Helen Munter, the PCAOB’s director of registration and inspections, said Wednesday that results so far for the board’s ongoing 2016 audit inspections show a downward trend in the overall number of findings. These inspections reviewed firms’ work during the 2015 audit cycle.
At the AICPA Conference on Current SEC and PCAOB Developments in Washington, Munter said three positive trends in auditing were identified in 2016 inspections:
- Developing appropriate understanding of the issuer: Walk-throughs are one tactic auditors are using to better understand their clients.
- Coaching: At both the engagement team level and engagement member level, coaching is leading to improvement.
- Monitoring: Firms’ monitoring of engagement teams’ high-level processes and “inflight reviews” of audit work in progress are making a difference.
Internal control over financial reporting (ICFR) remained one of the top three areas of concern identified in inspection findings, Munter said. Management review controls continue to be at the top of the list of problem areas related to ICFR.
Other top areas of focus in inspection findings were assessing and responding to risks of material misstatement, and auditing accounting estimates, including fair value measurements. Munter acknowledged that auditing accounting estimates is a challenging area for firms.
“Firms are taking a hard look to ensure that the remedial actions and tools that they have in place are really able to move the bar,” she said.
2017 inspection focus
During the 2017 inspection cycle, inspectors will continue to focus on ICFR, assessing and responding to risks of material misstatement, and auditing accounting estimates, Munter said.
“With respect to ICFR and risk assessment, auditors will note that inspectors will be increasing their probing to understand the risks identified by engagement teams and how engagement teams design and perform procedures to address the risks that the team itself has specifically identified, including risk of fraud,” Munter said.
Inspectors will continue to focus on the economic risks in 2017 that they targeted in 2016. These will include continuing fluctuations in oil and gas prices and the search for higher-yielding investments.

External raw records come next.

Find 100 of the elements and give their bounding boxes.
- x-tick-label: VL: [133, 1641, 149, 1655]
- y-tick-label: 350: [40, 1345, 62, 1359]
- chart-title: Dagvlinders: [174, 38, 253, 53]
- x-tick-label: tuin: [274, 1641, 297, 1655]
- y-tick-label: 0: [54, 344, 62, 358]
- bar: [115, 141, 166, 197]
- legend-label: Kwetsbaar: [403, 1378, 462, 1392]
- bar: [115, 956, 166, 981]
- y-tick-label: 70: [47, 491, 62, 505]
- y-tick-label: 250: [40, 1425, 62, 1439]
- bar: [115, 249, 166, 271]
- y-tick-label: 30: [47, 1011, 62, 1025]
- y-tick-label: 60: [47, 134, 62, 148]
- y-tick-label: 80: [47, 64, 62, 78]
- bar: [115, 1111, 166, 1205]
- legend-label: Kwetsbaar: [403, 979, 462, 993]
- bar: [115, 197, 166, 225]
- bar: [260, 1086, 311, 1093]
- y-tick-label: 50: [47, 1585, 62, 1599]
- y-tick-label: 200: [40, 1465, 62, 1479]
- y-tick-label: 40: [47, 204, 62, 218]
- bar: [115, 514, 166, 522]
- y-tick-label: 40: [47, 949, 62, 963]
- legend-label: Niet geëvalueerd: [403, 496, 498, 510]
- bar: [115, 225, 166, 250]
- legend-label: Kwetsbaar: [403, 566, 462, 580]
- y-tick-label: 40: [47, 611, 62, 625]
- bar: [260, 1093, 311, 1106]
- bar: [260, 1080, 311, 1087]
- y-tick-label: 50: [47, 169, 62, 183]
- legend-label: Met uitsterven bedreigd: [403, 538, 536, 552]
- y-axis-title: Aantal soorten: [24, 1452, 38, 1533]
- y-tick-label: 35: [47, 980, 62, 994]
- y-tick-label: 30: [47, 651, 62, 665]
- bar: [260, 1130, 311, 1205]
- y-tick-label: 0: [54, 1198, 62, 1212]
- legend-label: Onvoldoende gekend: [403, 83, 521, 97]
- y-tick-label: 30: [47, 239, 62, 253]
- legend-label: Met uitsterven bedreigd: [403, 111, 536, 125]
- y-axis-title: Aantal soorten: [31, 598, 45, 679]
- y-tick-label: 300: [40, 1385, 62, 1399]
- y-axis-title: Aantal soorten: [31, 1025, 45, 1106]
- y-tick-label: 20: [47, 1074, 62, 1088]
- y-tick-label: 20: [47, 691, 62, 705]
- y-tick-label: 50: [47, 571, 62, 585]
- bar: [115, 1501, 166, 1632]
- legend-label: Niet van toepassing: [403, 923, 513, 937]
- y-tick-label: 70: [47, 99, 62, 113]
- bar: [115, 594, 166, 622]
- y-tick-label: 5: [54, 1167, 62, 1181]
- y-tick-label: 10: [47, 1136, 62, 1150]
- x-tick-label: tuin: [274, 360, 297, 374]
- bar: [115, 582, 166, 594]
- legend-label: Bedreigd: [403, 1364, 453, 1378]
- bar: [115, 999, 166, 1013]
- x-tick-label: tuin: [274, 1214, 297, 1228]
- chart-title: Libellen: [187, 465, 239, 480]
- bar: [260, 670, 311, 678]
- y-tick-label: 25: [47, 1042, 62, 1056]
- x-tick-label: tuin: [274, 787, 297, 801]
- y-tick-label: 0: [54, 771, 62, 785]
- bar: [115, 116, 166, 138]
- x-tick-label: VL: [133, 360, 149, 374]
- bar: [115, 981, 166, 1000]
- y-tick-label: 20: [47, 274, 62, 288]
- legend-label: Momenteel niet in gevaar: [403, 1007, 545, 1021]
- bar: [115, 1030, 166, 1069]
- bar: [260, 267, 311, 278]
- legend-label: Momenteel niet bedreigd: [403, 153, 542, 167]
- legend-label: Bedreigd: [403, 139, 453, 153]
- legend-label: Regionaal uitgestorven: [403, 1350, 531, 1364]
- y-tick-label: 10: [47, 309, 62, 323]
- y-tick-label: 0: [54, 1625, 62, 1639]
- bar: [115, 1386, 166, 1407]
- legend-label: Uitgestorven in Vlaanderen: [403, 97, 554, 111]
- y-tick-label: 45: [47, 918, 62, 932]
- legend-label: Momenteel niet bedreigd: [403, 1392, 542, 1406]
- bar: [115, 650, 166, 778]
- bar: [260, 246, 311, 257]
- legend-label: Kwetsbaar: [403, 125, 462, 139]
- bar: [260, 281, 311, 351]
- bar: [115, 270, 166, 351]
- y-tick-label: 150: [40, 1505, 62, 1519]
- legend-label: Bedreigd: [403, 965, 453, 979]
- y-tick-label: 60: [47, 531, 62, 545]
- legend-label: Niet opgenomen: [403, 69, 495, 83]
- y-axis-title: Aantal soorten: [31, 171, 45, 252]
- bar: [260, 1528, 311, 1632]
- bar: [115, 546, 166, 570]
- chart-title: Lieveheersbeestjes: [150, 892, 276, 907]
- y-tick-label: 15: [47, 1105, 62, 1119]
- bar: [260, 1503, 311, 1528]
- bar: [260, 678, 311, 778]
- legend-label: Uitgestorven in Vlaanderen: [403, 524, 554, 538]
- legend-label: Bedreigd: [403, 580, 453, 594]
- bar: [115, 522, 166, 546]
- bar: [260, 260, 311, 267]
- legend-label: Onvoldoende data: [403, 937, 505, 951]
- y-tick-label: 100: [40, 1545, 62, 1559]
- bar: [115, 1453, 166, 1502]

New accounting standards for revenue recognition and leases also will be an area of focus. Inspectors will be reviewing audit firms’ tools and requirements at a national office level. Inspectors also will try to understand how auditors are maintaining independence during client implementation and appropriately reporting concerns about clients’ readiness or technical ability to the audit committee on a timely basis.
Keys for auditors’ success
New political leadership and implementation of new standards ensure that 2017 will be a time of significant change. In an environment of change, Munter said the following skills and actions can help auditors:
- Judgment: “Technology can assist us, help make things more efficient and more effective,” Munter said. “But we will still need experience and appropriate judgment to make sure we’re doing the right thing.”
- Adaptability: “Just as the market ebbs and flows, auditors should continually monitor emerging risks, react timely … and consider adjusting their audit approach as appropriate,” she said.
- Responding: Targeted actions in response to emerging risks are a key to investor protection and audit quality, she said.
- Challenging the status quo: Munter encouraged auditors to constantly ask how they can do better.
- Embracing change: “Be it in the environment, accounting or auditing standards, [or] technology, change brings opportunity and promise and new ways of looking at things,” she said.
- Making a difference: “What can you do to make things better?” Munter asked. “… Each person is critical to affecting the quality of the audit, and each person is critical to a system of quality control.”
- Keeping your eye on the investor: “That goal of investor protection is really where the focus of audit and inspection work needs to be,” she said.